Ob es einen dedizierten Mehrspieler-Test geben wird, kann ich allerdings nicht sagen. Falsche Abteilung ^^


----------



## Enisra (23. Mai 2012)

ich weiß auch nicht was einige wollen
Das Spiel hat einen Singleplayer und dann muss man auch einen Singleplayer bewerten und wenn der nicht wichtig sein soll muss man aber dann aber auch wieder Fragen warum die da einen drin haben und dann muss man auch nicht beleidigt reagieren wenn die halt scheiße ausfällt


----------



## Bl00dy3y3 (23. Mai 2012)

Naja man sagt ja auch nicht dass der Flight Simulator langweilige Missionen hat weil in HAWX mehr die Post abgeht.

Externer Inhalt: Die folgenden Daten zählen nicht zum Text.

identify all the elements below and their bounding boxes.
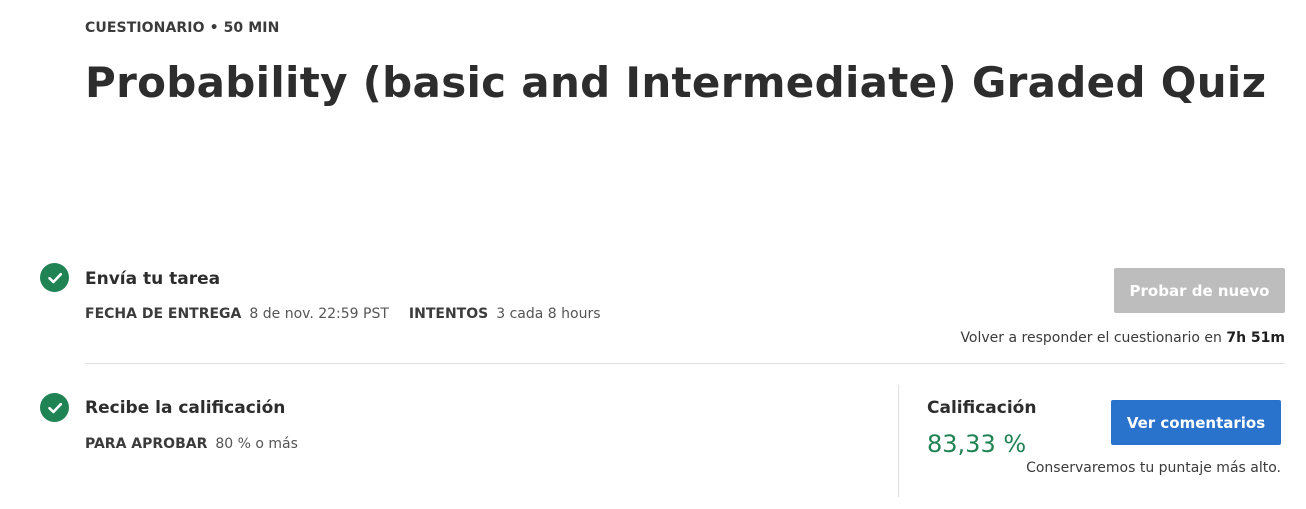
- grade-label: Calificación: [927, 398, 1037, 418]
- retry-countdown-note: Volver a responder el cuestionario en 7h…: [960, 330, 1285, 346]
- page-title: Probability (basic and Intermediate) Gra…: [85, 58, 1267, 107]
- quiz-eyebrow: CUESTIONARIO • 50 MIN: [85, 20, 280, 36]
- retry-note-text: Volver a responder el cuestionario en: [960, 330, 1222, 346]
- section-divider: [85, 363, 1285, 364]
- retry-button[interactable]: Probar de nuevo: [1114, 268, 1285, 313]
- retry-time: 7h 51m: [1226, 330, 1285, 346]
- grade-step-title: Recibe la calificación: [85, 398, 286, 418]
- check-circle-icon: [40, 263, 69, 292]
- highest-score-note: Conservaremos tu puntaje más alto.: [1026, 460, 1281, 476]
- view-feedback-button[interactable]: Ver comentarios: [1111, 400, 1281, 445]
- attempts-label: INTENTOS: [408, 306, 489, 322]
- due-date-value: 8 de nov. 22:59 PST: [249, 306, 389, 322]
- grade-value: 83,33 %: [927, 430, 1027, 458]
- submit-step-meta: FECHA DE ENTREGA 8 de nov. 22:59 PST INTEN…: [85, 306, 601, 322]
- grade-divider: [898, 385, 899, 497]
- pass-threshold-label: PARA APROBAR: [85, 436, 208, 452]
- attempts-value: 3 cada 8 hours: [496, 306, 601, 322]
- grade-step-meta: PARA APROBAR 80 % o más: [85, 436, 298, 452]
- check-circle-icon: [40, 393, 69, 422]
- pass-threshold-value: 80 % o más: [215, 436, 298, 452]
- due-date-label: FECHA DE ENTREGA: [85, 306, 242, 322]
- submit-step-title: Envía tu tarea: [85, 269, 221, 289]
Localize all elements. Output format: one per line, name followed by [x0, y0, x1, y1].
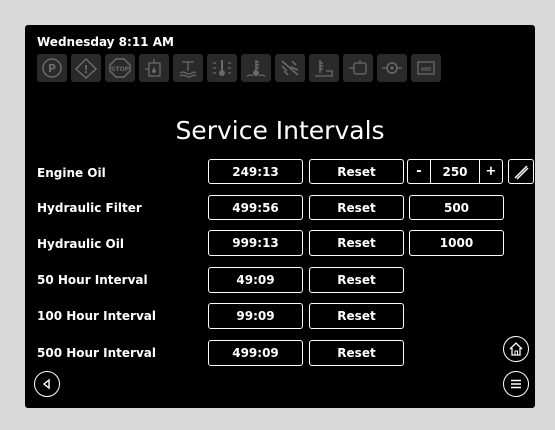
svg-text:!: !	[83, 63, 88, 76]
hydraulic-temp-icon	[207, 54, 237, 82]
row-label-50-hour: 50 Hour Interval	[37, 273, 148, 287]
hours-value-hydraulic-filter: 499:56	[208, 195, 303, 220]
row-label-100-hour: 100 Hour Interval	[37, 309, 156, 323]
reset-button-500-hour[interactable]: Reset	[309, 340, 404, 366]
hours-value-500-hour: 499:09	[208, 340, 303, 366]
hours-value-hydraulic-oil: 999:13	[208, 230, 303, 256]
row-label-hydraulic-oil: Hydraulic Oil	[37, 237, 124, 251]
engine-oil-icon	[377, 54, 407, 82]
coolant-level-icon	[173, 54, 203, 82]
pencil-icon	[514, 164, 529, 180]
chevron-left-icon	[42, 378, 50, 390]
stop-icon: STOP	[105, 54, 135, 82]
parking-brake-icon: P	[37, 54, 67, 82]
menu-icon	[511, 379, 521, 389]
air-filter-icon	[275, 54, 305, 82]
edit-button[interactable]	[508, 159, 534, 184]
reset-button-hydraulic-oil[interactable]: Reset	[309, 230, 404, 256]
reset-button-engine-oil[interactable]: Reset	[309, 159, 404, 184]
hours-value-100-hour: 99:09	[208, 303, 303, 329]
coolant-temp-icon	[241, 54, 271, 82]
menu-button[interactable]	[503, 371, 529, 397]
reset-button-100-hour[interactable]: Reset	[309, 303, 404, 329]
warning-triangle-icon: !	[71, 54, 101, 82]
row-label-engine-oil: Engine Oil	[37, 166, 106, 180]
interval-value-hydraulic-filter[interactable]: 500	[409, 195, 504, 220]
row-label-hydraulic-filter: Hydraulic Filter	[37, 201, 142, 215]
decrement-button[interactable]: -	[408, 160, 430, 183]
home-button[interactable]	[503, 336, 529, 362]
hours-value-50-hour: 49:09	[208, 267, 303, 293]
reset-button-hydraulic-filter[interactable]: Reset	[309, 195, 404, 220]
back-button[interactable]	[34, 371, 60, 397]
row-label-500-hour: 500 Hour Interval	[37, 346, 156, 360]
fuel-water-icon	[139, 54, 169, 82]
oil-pressure-icon	[343, 54, 373, 82]
home-icon	[509, 342, 523, 356]
reset-button-50-hour[interactable]: Reset	[309, 267, 404, 293]
status-datetime: Wednesday 8:11 AM	[37, 35, 174, 49]
increment-button[interactable]: +	[480, 160, 502, 183]
page-title: Service Intervals	[175, 116, 385, 145]
interval-stepper-engine-oil: - 250 +	[407, 159, 503, 184]
hydraulic-level-icon	[309, 54, 339, 82]
svg-text:STOP: STOP	[111, 66, 130, 73]
battery-icon	[411, 54, 441, 82]
svg-text:P: P	[48, 62, 56, 75]
stepper-value: 250	[430, 160, 480, 183]
interval-value-hydraulic-oil[interactable]: 1000	[409, 230, 504, 256]
warning-icon-strip: P ! STOP	[37, 54, 441, 82]
hours-value-engine-oil: 249:13	[208, 159, 303, 184]
screen: Wednesday 8:11 AM P ! STOP Service Inter…	[25, 25, 535, 408]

Aber klar, man sollte auf jeden Fall die Ecken und Kanten von IF aufzeigen, da es Rund um OFP und ArmA stehts ein großer Kritikpunkt war. Aber man sollte auch hervor heben das es ein Spiel eines Genres ist, das so auf eine kleine Spieleauswahl zurückgreift. Man sollte dann zu mindestens einen Vergleich zu diesen Spielen ziehen und auch die Bewertung dahingehend durchführen.

  Und ja, bei diesem Spiel auf eine Multiplayer-Wertung zu verzichten ist schon ziemlich unverständlich, da ich meine schönsten Momente bei OFP oder ArmA im Multiplayer hatte und das Spiel dort auch wirklich Punkten kann. Und besonders da viele heutigen Spiele auch an ihrem MP gemessen und bewertet werden.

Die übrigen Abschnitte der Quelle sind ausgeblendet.